Protooler continues to inspire and teach great tips! Where does he get all this time to figure things out? I can’t even keep my office clean…
Guitarflame is talking Music Theory! Ovidiu is not as mean as his post suggests. Go there and learn some real-world stuff.
Song FU #2 Round #2 challenge is up:
Your challenge is to choose a famous inventor and craft a song proposing a “dance craze” based on either the inventor or one of his/her most well known inventions. For an idea of what we’re looking for, here’s a song proposing the ill-fated “Lurch”…
Thanks to everyone who voted for Paul and Storm. Your check is in the mail.
See what I’m fired up about? This is a very creative way to hone your songwriting skills. Think about the team mixing contests on the Womb boards (mixerman.net); –this is great stuff!! Taking tests on “The Craft of Lyric Writing” is not in the same ballpark!
You are in control of your own education! In my class, I try to build a supportive environment that protects egos and encourages experimentation. While these Internet contests are not for the faint-of-heart, they may well be the future “sorting-machine” type of education that is missing from many curriculi and that helped create our past generations of winners.
Now, how can I convince you that you’re good enough to be a winner?
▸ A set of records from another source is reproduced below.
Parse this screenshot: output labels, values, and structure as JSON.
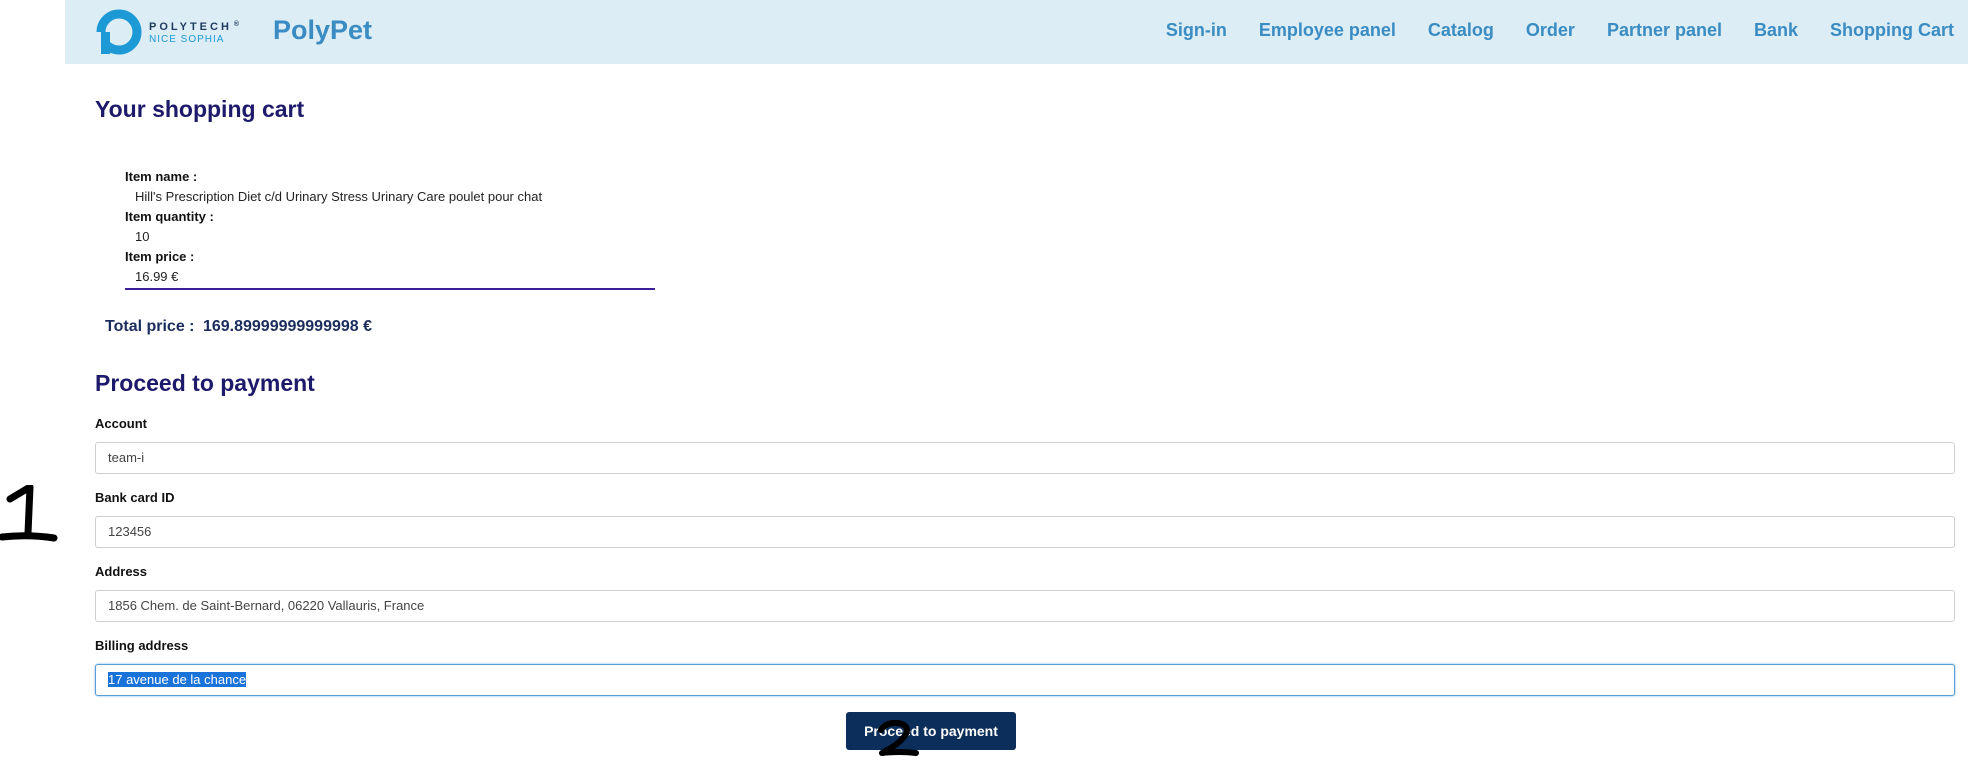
{
  "header": {
    "logo": {
      "top": "POLYTECH",
      "trademark": "®",
      "bottom": "NICE SOPHIA"
    },
    "brand": "PolyPet",
    "nav": [
      {
        "label": "Sign-in"
      },
      {
        "label": "Employee panel"
      },
      {
        "label": "Catalog"
      },
      {
        "label": "Order"
      },
      {
        "label": "Partner panel"
      },
      {
        "label": "Bank"
      },
      {
        "label": "Shopping Cart"
      }
    ]
  },
  "cart": {
    "title": "Your shopping cart",
    "item": {
      "name_label": "Item name :",
      "name": "Hill's Prescription Diet c/d Urinary Stress Urinary Care poulet pour chat",
      "quantity_label": "Item quantity :",
      "quantity": "10",
      "price_label": "Item price :",
      "price": "16.99 €"
    },
    "total_label": "Total price :",
    "total_value": "169.89999999999998 €"
  },
  "payment": {
    "title": "Proceed to payment",
    "account_label": "Account",
    "account_value": "team-i",
    "card_label": "Bank card ID",
    "card_value": "123456",
    "address_label": "Address",
    "address_value": "1856 Chem. de Saint-Bernard, 06220 Vallauris, France",
    "billing_label": "Billing address",
    "billing_value": "17 avenue de la chance",
    "button_label": "Proceed to payment"
  },
  "annotations": {
    "one": "1",
    "two": "2"
  },
  "colors": {
    "navbar_bg": "#dcedf5",
    "nav_link": "#3a8cc3",
    "heading": "#1e1a6b",
    "button_bg": "#0b2e5b",
    "selection": "#1a73d9"
  }
}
That’s tough, but Louis Schmier is one of those people I visit for inspiration. In a recent blog post, he shared this poem;
We can see dandelions as a weed that invades the pristine beauty of our gardens. Or, we can see it as a beautiful flower or a fluffy white ball to wish upon or as a source of nourishing food and drink.
We can see a mud puddle and see only dirty shoes, soiled clothes, and stained carpets. Or, we can see it as a pool to stomp in, splash around in, and have fun.
We can feel a wind and worry about how it will muss our hair or toss leaves on our manicured lawns. Or, we can close our eyes, let it massage our face, and imagine we’re soaring on an updraft like an eagle.
We can see a rain storm and see only that we will be drenched, depressed by the grayness, and that the warm rays of the sun will disappear. Or, we can sing and play in the rain as if it was a water fountain, realize the raindrops are nourishing our gardens, and think warmly of the sun that still shines above the gray clouds.
and then Louis added:
Now, just replace “dandelion” and “mud puddle” with “student.” /…/ Seeing the good side or being able to discover and savor things to be grateful for, doesn’t reduce or erase the inconveniences or discomforts or headaches or disappointments. But, it can change dramatically how we choose to deal with them and what impact they will have on our ability to persist, persevere, and feel accomplished, satisfied, fulfilled, and happy.
Thank God for people like Louis. We love ya, dude!